A couple of mildly interesting properties of this parser is that it doesn't use a lexer and that it traverses the in-memory expression tree explicitly instead of relying on recursion for precedence climbing.

I don't expect this approach to scale beyond the scope of homework, but maybe I can still reuse it for day 3.

Here's the code. The meat is mainly inside the procedure "feed".

Edited by Miguel Lechón on March 18, 2018, 7:34am Reason: Initial post

Maykeye

#14591

March 18, 2018

Are such parsers good at error recovery? For example,

1	foo(10 bar(30,20), 34 ;

in (manually written) recursive descend it's relatively easy to recover this into either "foo(10,34)"(recover at next comma) or "foo(10, bar(30,20),34)"(insert comma)

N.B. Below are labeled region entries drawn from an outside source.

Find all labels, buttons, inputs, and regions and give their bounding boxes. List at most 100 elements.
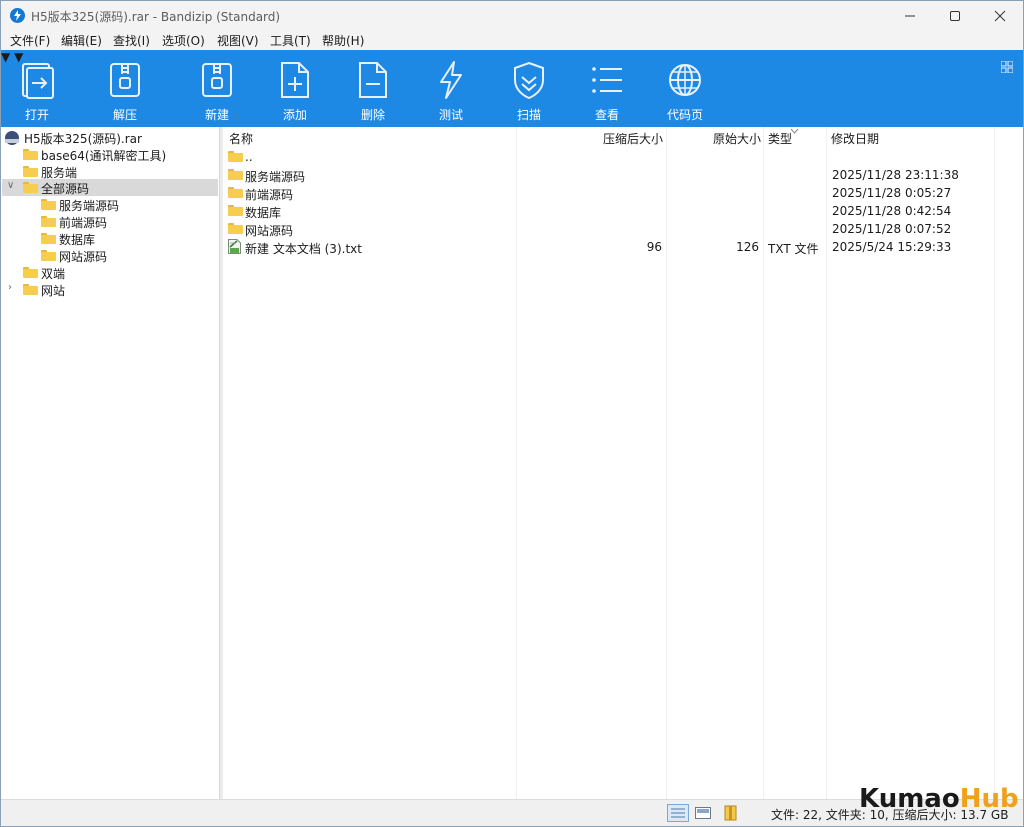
menu-edit[interactable]: 编辑(E) — [61, 32, 102, 49]
archive-info-icon[interactable] — [720, 804, 742, 822]
text-file-icon — [228, 239, 241, 254]
menu-help[interactable]: 帮助(H) — [322, 32, 364, 49]
menu-bar: 文件(F) 编辑(E) 查找(I) 选项(O) 视图(V) 工具(T) 帮助(H… — [1, 30, 1023, 50]
tree-item-label: 网站源码 — [59, 250, 108, 264]
list-view-icon — [592, 67, 622, 93]
tree-item-label: 网站 — [41, 284, 66, 298]
shield-icon — [514, 61, 544, 100]
preview-pane-icon[interactable] — [692, 804, 714, 822]
folder-icon — [23, 284, 38, 295]
file-name: 网站源码 — [245, 224, 294, 238]
minimize-button[interactable] — [887, 1, 933, 30]
folder-tree: H5版本325(源码).rar base64(通讯解密工具) 服务端 ∨ 全部源… — [1, 127, 219, 799]
delete-label: 删除 — [360, 108, 385, 122]
new-archive-icon — [202, 63, 232, 97]
tree-item-base64[interactable]: base64(通讯解密工具) — [1, 146, 219, 163]
tree-item-server[interactable]: 服务端 — [1, 163, 219, 180]
extract-label: 解压 — [112, 108, 137, 122]
view-label: 查看 — [594, 108, 619, 122]
close-button[interactable] — [977, 1, 1023, 30]
tree-item-all-source[interactable]: ∨ 全部源码 — [2, 179, 218, 196]
title-bar: H5版本325(源码).rar - Bandizip (Standard) — [1, 1, 1023, 30]
folder-icon — [23, 267, 38, 278]
sort-arrow-icon — [790, 128, 799, 134]
tree-item-label: 前端源码 — [59, 216, 108, 230]
folder-icon — [23, 149, 38, 160]
extract-icon — [110, 63, 140, 97]
tree-item-dual[interactable]: 双端 — [1, 264, 219, 281]
list-row[interactable]: 前端源码 2025/11/28 0:05:27 — [223, 184, 1023, 202]
expand-chevron-icon[interactable]: ∨ — [7, 180, 17, 191]
tree-root[interactable]: H5版本325(源码).rar — [1, 129, 219, 146]
menu-file[interactable]: 文件(F) — [10, 32, 50, 49]
details-view-icon[interactable] — [667, 804, 689, 822]
file-type: TXT 文件 — [768, 242, 819, 256]
list-row[interactable]: 数据库 2025/11/28 0:42:54 — [223, 202, 1023, 220]
folder-icon — [228, 223, 243, 234]
tree-item-server-source[interactable]: 服务端源码 — [1, 196, 219, 213]
scan-label: 扫描 — [516, 108, 541, 122]
tree-item-website[interactable]: › 网站 — [1, 281, 219, 298]
file-name: 服务端源码 — [245, 170, 306, 184]
delete-file-icon — [359, 62, 387, 98]
rar-archive-icon — [5, 131, 19, 145]
file-name: .. — [245, 150, 253, 164]
tree-root-label: H5版本325(源码).rar — [24, 132, 142, 146]
folder-icon — [228, 151, 243, 162]
file-modified: 2025/5/24 15:29:33 — [832, 240, 952, 254]
folder-icon — [41, 250, 56, 261]
folder-icon — [41, 199, 56, 210]
column-header-modified[interactable]: 修改日期 — [831, 130, 879, 147]
file-name: 新建 文本文档 (3).txt — [245, 242, 362, 256]
list-row-parent[interactable]: .. — [223, 148, 1023, 166]
tree-item-label: 数据库 — [59, 233, 96, 247]
bandizip-window: H5版本325(源码).rar - Bandizip (Standard) 文件… — [0, 0, 1024, 827]
folder-icon — [228, 187, 243, 198]
list-row[interactable]: 新建 文本文档 (3).txt 96 126 TXT 文件 2025/5/24 … — [223, 238, 1023, 256]
folder-icon — [228, 169, 243, 180]
window-title: H5版本325(源码).rar - Bandizip (Standard) — [31, 10, 281, 24]
menu-tools[interactable]: 工具(T) — [270, 32, 311, 49]
maximize-button[interactable] — [932, 1, 978, 30]
globe-icon — [669, 64, 701, 96]
menu-view[interactable]: 视图(V) — [217, 32, 259, 49]
tree-item-label: 服务端源码 — [59, 199, 120, 213]
file-packed-size: 96 — [646, 240, 662, 254]
folder-icon — [23, 166, 38, 177]
folder-icon — [41, 216, 56, 227]
tree-item-label: base64(通讯解密工具) — [41, 149, 167, 163]
tree-item-label: 双端 — [41, 267, 66, 281]
watermark-part1: Kumao — [859, 784, 960, 814]
column-header-type[interactable]: 类型 — [768, 130, 792, 147]
new-label: 新建 — [204, 108, 229, 122]
column-header-name[interactable]: 名称 — [229, 130, 253, 147]
column-header-original[interactable]: 原始大小 — [713, 130, 761, 147]
open-dropdown-arrow[interactable]: ▼ — [1, 50, 10, 64]
chevron-right-icon[interactable]: › — [8, 282, 18, 293]
tree-item-label: 全部源码 — [41, 182, 90, 196]
file-modified: 2025/11/28 0:07:52 — [832, 222, 952, 236]
column-header-packed[interactable]: 压缩后大小 — [603, 130, 663, 147]
file-list: 名称 压缩后大小 原始大小 类型 修改日期 .. 服务端源码 2025/11/2… — [223, 127, 1023, 799]
tree-item-website-source[interactable]: 网站源码 — [1, 247, 219, 264]
test-label: 测试 — [438, 108, 463, 122]
tree-item-frontend-source[interactable]: 前端源码 — [1, 213, 219, 230]
open-icon — [22, 63, 54, 99]
add-label: 添加 — [282, 108, 307, 122]
file-modified: 2025/11/28 23:11:38 — [832, 168, 959, 182]
watermark-part2: Hub — [959, 784, 1019, 814]
file-modified: 2025/11/28 0:42:54 — [832, 204, 952, 218]
open-label: 打开 — [24, 108, 49, 122]
codepage-label: 代码页 — [666, 108, 703, 122]
kumaohub-watermark: KumaoHub — [859, 784, 1019, 814]
menu-find[interactable]: 查找(I) — [113, 32, 150, 49]
folder-icon — [41, 233, 56, 244]
list-row[interactable]: 网站源码 2025/11/28 0:07:52 — [223, 220, 1023, 238]
toolbar: 打开 ▼ 解压 ▼ 新建 添加 删除 测试 扫描 查看 代码页 — [1, 50, 1023, 127]
file-name: 前端源码 — [245, 188, 294, 202]
layout-icon[interactable] — [1001, 61, 1013, 73]
file-name: 数据库 — [245, 206, 282, 220]
list-row[interactable]: 服务端源码 2025/11/28 23:11:38 — [223, 166, 1023, 184]
tree-item-database[interactable]: 数据库 — [1, 230, 219, 247]
menu-options[interactable]: 选项(O) — [162, 32, 205, 49]
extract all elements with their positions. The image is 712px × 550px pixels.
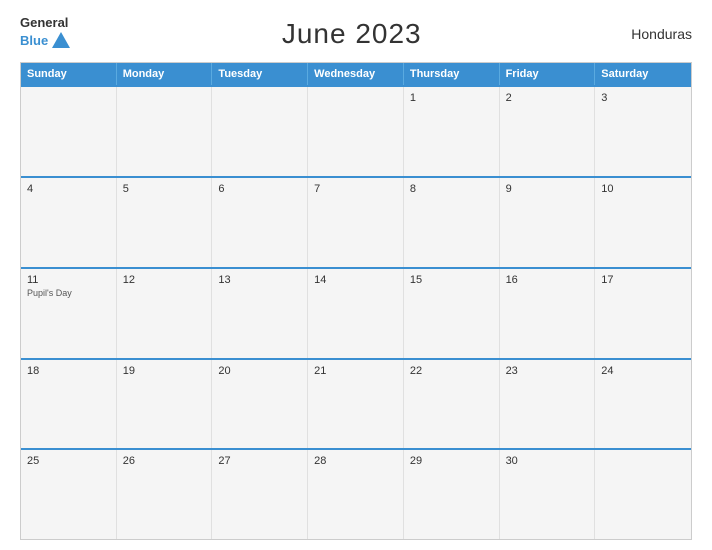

Is it easy to make precedence climbing to climb into either of these?

Miguel Lechón

#14595

March 18, 2018

Since my parser takes its input character by character, I think the "insert comma" strategy is probably easy to add, but the "recover at next comma" would require a separate ParserState_SomethingWentWrongAndImWaitingForAComma branch on the main switch-case inside the "feed" procedure and I just don't see that approach scaling up to general syntactical error recovery.

If I ever use this kind of parser for anything, it will be to take interactive input for a calculator or a REPL or something along those lines.